Le grandi manifestazioni, importanti nonostante le sbavature politiche e gli accenni antisemiti, sembrano aver dato luogo al vecchio copione dei gruppi sociali che se la prendono a caso con tutti quelli che considerano espressione del “potere”, come dimostra la devastazione di questo giornale, devastazione che di “Pro-Pal” ha solo il nome e ci ricorda invece l’inizio del fascismo un secolo fa, con gli attacchi e le devastazioni squadriste a l’Avanti, l’organo del Partito Socialista.
Sul fronte dell’alta politica, gli Stati dell’Ue tacciono, o sono invece impegnati a disquisire sull’antisemitismo crescente, senza vedere che soprattutto di una conseguenza di quanto succede si tratta, non di una sua spiegazione. Solo Trump e in parte i Paesi arabi insistono, e per motivi loro, tutti diversi. E se fosse tutto, sul fronte mediorientale, si potrebbe anche trarre un sia pur piccolo sospiro di sollievo.
Ma, intanto, se Gaza non è più sulle bocche di tutti, la Cisgiordania è in fiamme, e non solo ad opera dei coloni che aspettano il Messia sbarazzandosi dei palestinesi e distruggendone case e campi, ma ormai direttamente ad opera dell’esercito. I video che ci arrivano mostrano episodi che suscitano in noi una sorta di inorridita incredulità, come quello dei due palestinesi – terroristi o no, che importa, dal momento che si arrendevano con le mani alzate? – assassinati a sangue freddo dai militari. A Gaza è subentrata la Cisgiordania, ma sembra che non susciti nel mondo una pari indignazione. O forse, l’indignazione è a tempo, ad un certo punto si esaurisce, la clessidra ha versato tutta la sua sabbia, parliamo d’altro.

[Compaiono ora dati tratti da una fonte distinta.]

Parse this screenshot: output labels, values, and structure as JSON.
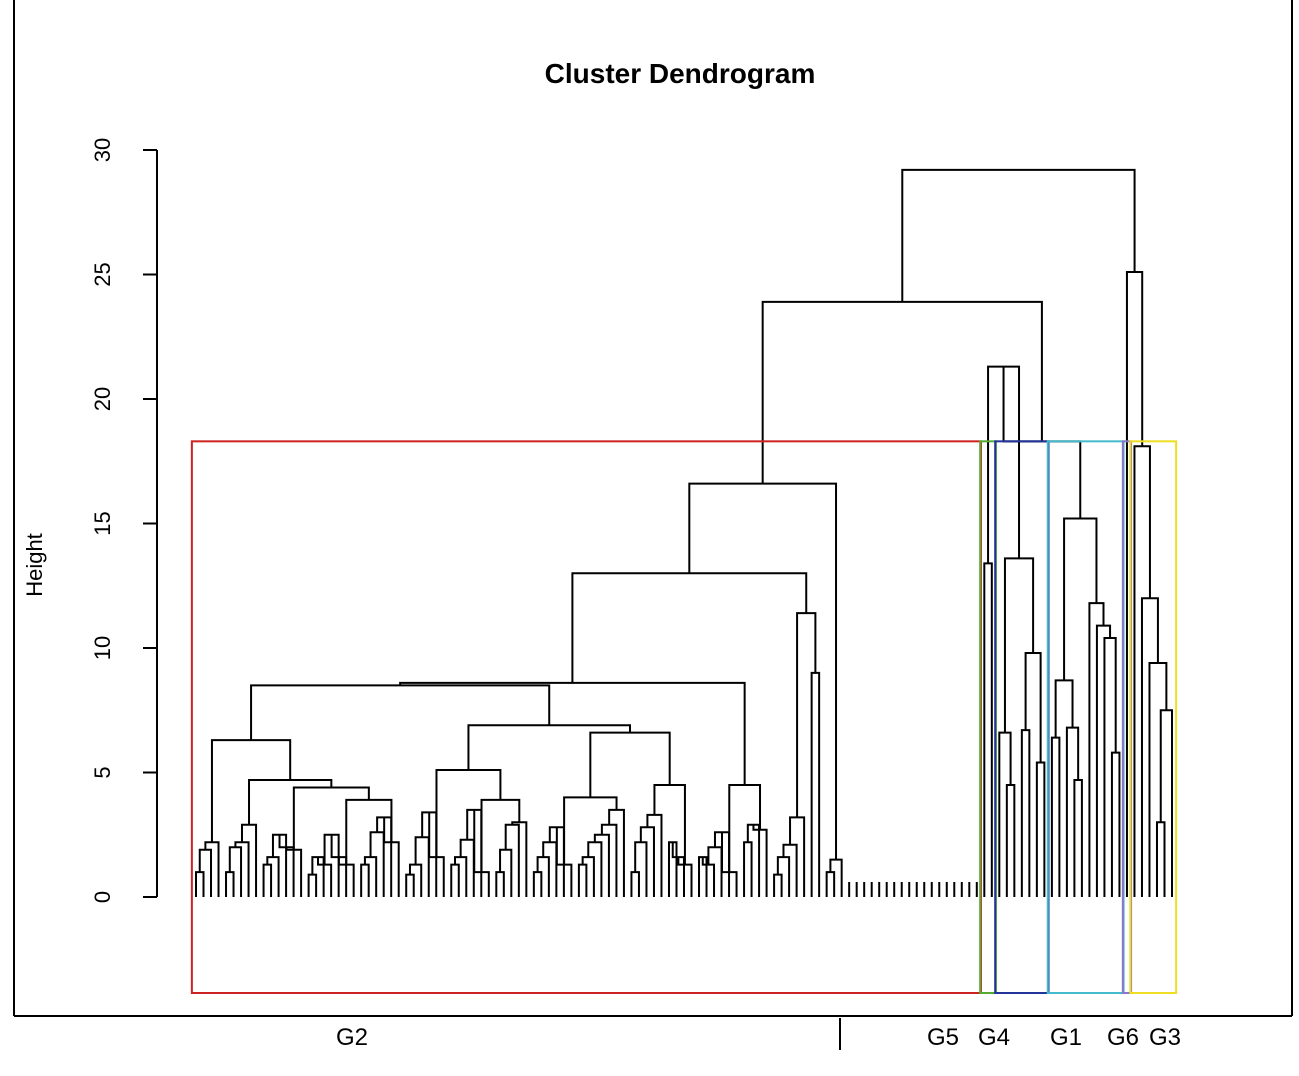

Si parlasse almeno dell’altro fronte di guerra, quella scatenata dallo Zar della Russia. Ma di quella si è già smesso di parlare da tempo. E non perché fosse arrivata la questione di Gaza, evidentemente. È perché l’attenzione di chi vive tranquillo nel tepore della sua casa è limitata. La abbiamo consumata già tutta? E su quanto succede oggi in Cisgiordania, niente o poco da dire?